Citation information

Research using these data should cite these sources:

Fletcher, P. Lee, T. H-T, Leung, S., and Stokes, S. Milestones in the learning of spoken Cantonese by pre-school children. Language Fund, Hong Kong. (1996-1999).
Fletcher, P., Leung, S. C-S., Stokes, S. F., & Weizman, Z. O. (2000). Cantonese pre-school language development: A guide. Hong Kong: Department of Speech and Hearing Sciences.
Weizman, Z. O. and Fletcher, P. A comparative study of language development: English and Cantonese pre-schoolers in Hong Kong. Committee on Research and Conference Grants, University of Hong Kong. (2000).

In accordance with TalkBank rules, any use of data from this corpus must be accompanied by at least one of the above references.

Project Description

This corpus is a set of 70 files of interviews with 70 children ages 2;6 to 5;6. These data were collected and processed at Hong Kong University by Zehava Weizman, Paul Fletcher, and Emily Ma. This corpus consists of 70 transcripts of audio-recordings from a cross-sectional study of 70 Cantonese-speaking children. This naturalistic spoken language data involve 10 children, five boys and five girls, at each 6 months interval between 2.5 years and 5.5 years of age to cover the whole preschool range. The children were recruited from a Cantonese-speaking pre-school in Hong Kong. Although socioeconomic status was not taken into account with respect to recruitment, the children were predominantly middle-class.Each child in the sample was prescreened, pretested using the Reynell Developmental Language Scales (RDLS Cantonese Version), and audio taped in conversation for a total time of about one hour.

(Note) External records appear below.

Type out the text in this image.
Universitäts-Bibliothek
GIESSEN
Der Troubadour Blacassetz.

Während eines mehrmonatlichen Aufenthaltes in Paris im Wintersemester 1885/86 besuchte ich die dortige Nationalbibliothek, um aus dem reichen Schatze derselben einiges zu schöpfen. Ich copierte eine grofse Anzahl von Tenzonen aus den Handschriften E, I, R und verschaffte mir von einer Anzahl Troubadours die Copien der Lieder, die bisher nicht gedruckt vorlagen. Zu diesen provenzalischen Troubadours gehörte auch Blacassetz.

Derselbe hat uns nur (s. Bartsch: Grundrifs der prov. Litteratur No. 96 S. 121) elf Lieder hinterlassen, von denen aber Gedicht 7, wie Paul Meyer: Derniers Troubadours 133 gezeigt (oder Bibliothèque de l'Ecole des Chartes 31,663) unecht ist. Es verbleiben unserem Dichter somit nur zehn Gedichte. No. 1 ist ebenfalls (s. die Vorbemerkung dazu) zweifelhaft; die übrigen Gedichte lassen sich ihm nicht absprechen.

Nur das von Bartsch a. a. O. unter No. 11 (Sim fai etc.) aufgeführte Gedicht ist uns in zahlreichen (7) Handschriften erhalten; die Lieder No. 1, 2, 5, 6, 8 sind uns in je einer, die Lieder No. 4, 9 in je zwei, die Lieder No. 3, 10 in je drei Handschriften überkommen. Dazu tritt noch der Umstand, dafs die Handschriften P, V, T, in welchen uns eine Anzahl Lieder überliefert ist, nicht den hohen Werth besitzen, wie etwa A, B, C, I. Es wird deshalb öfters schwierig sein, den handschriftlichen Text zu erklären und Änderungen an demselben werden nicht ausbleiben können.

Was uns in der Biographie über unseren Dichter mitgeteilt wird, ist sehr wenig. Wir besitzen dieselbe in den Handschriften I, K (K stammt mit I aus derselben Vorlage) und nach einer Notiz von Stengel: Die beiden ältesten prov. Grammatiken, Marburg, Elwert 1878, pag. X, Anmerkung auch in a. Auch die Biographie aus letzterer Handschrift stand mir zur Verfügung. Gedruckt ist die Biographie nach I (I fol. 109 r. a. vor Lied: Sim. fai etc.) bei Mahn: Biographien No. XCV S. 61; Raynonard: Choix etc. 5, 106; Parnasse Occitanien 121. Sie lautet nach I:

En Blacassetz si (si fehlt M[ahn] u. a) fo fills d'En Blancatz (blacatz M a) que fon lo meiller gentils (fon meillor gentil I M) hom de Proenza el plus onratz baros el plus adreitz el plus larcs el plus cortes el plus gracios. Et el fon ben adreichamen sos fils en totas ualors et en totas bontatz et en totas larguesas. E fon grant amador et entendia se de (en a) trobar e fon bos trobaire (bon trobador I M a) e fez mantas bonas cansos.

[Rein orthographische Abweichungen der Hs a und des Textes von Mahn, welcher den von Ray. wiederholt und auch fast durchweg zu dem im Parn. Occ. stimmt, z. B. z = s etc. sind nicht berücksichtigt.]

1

The adult-child language sampling was carried out in the child’s preschool. A warm-up task was conducted at the beginning of the session to insure that the child was comfortable with the investigator and the task. The language sample aimed to elicit a minimum of 100 utterances, usually achieved within 20 minutes. To ensure sufficient opportunities for verbalization and diversity of syntactic and lexical forms, but also to achieve as much comparability as possible across children, the conversation was organized around familiar bath/dress/feed/sleep routines. The children’s dates of birth and ages are available in the headers to each transcript. Digitized audio is also available, although it is not yet linked to the files.